Todd Perri, a serial entrepreneur, was interested in becoming a Smash franchisee. Smash sent Todd some information and invited him to watch Smash’s YouTube videos. Then there were Zoom meetings called “unit economics calls”. Smash sent Todd an Excel worksheet that contained franchise economic data. All of this was preliminary. Once Todd decided to commit, Smash asked him to sign a non-disclosure agreement which he did. Then Todd attended weekly “Franchise Forum” calls on Zoom where Todd was supposed to learn the “secret sauce” of operating a Smash franchise.

Todd decided that with his engineering background and entrepreneurial experience, he didn’t need to purchase a franchise. He could just set up a competing business.

Smash sued Todd and his company, Kanda Holdings, Inc. for misappropriation of trade secrets, conversion, unfair competition, and breach of a non-disclosure agreement.

The court denied Smash’s motion for preliminary injunction to bar Todd from using Smash’s alleged trade secrets.

The court held that Smash was not reasonably likely to succeed on the merits of its trade secret claims because, even assuming trade secrets existed, Smash failed to take reasonable measures to protect them. The court listed the ways in which Smash went wrong:

  • Smash freely gave out information in the Franchise Forum calls to anyone who expressed an
    interest;

  • Smash could have, but didn’t, require participants to enter a password to join the forum;

  • Smash could have, but didn’t, put people in a waiting room before allowing them to attend
    the call so that Smash could make sure only authorized people were on the Zoom call;

  • Smash didn’t follow its own procedures which required taking a “roll call” to make sure
    only authorized people were attending the Zoom call; and

  • Todd was able to show that at least 20 unidentified people attended the Zoom meetings
    without NDAs.

Based on this, the court determined that Smash would not be able to prove at trial that it took reasonable measures to protect its trade secrets and confidential information from being disclosed.
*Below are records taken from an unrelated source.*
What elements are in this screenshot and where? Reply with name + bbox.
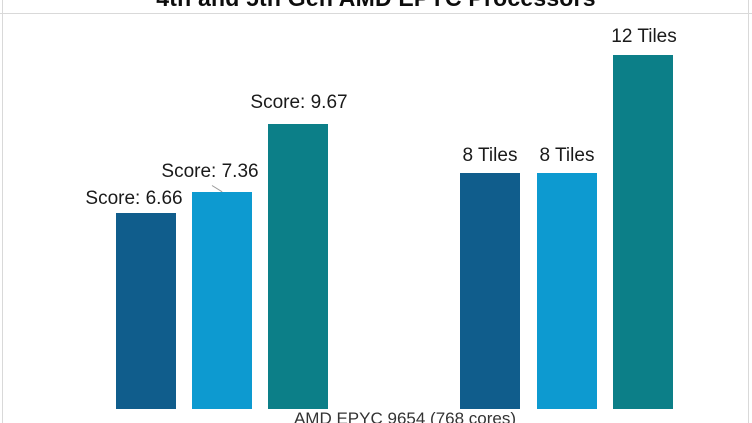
bar (613, 55, 673, 409)
bar-value-label: 12 Tiles (611, 26, 677, 47)
bar-value-label: 8 Tiles (539, 145, 595, 166)
bar (116, 213, 176, 409)
bar-value-label: 8 Tiles (462, 145, 518, 166)
chart-title: 4th and 5th Gen AMD EPYC Processors (0, 0, 752, 10)
card-right-border (748, 0, 749, 423)
bar (192, 192, 252, 409)
bar (460, 173, 520, 409)
bar-value-label: Score: 6.66 (85, 188, 183, 209)
card-left-border (2, 0, 3, 423)
bar-value-label: Score: 7.36 (161, 161, 259, 182)
title-divider (0, 13, 752, 14)
bar (537, 173, 597, 409)
bar-value-label: Score: 9.67 (250, 92, 348, 113)
bar (268, 124, 328, 409)
x-axis-label: AMD EPYC 9654 (768 cores) (293, 409, 517, 423)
WHY YOU SHOULD KNOW THIS. Trade secrets have two primary components. First, they are used in trade. Second, they are subject to reasonable measures to prevent disclosure. Trade secrets and confidential information are fragile beings. Their value is destroyed once everyone knows them. Zoom offered Smash a lot of tools to protect the information that was being shared. Smash didn’t use them. Smash’s outcome has other implications as well. With employees working remotely and using video conferencing, every business should have set policies and enforcement procedures about sharing trade secrets and confidential information while working remotely.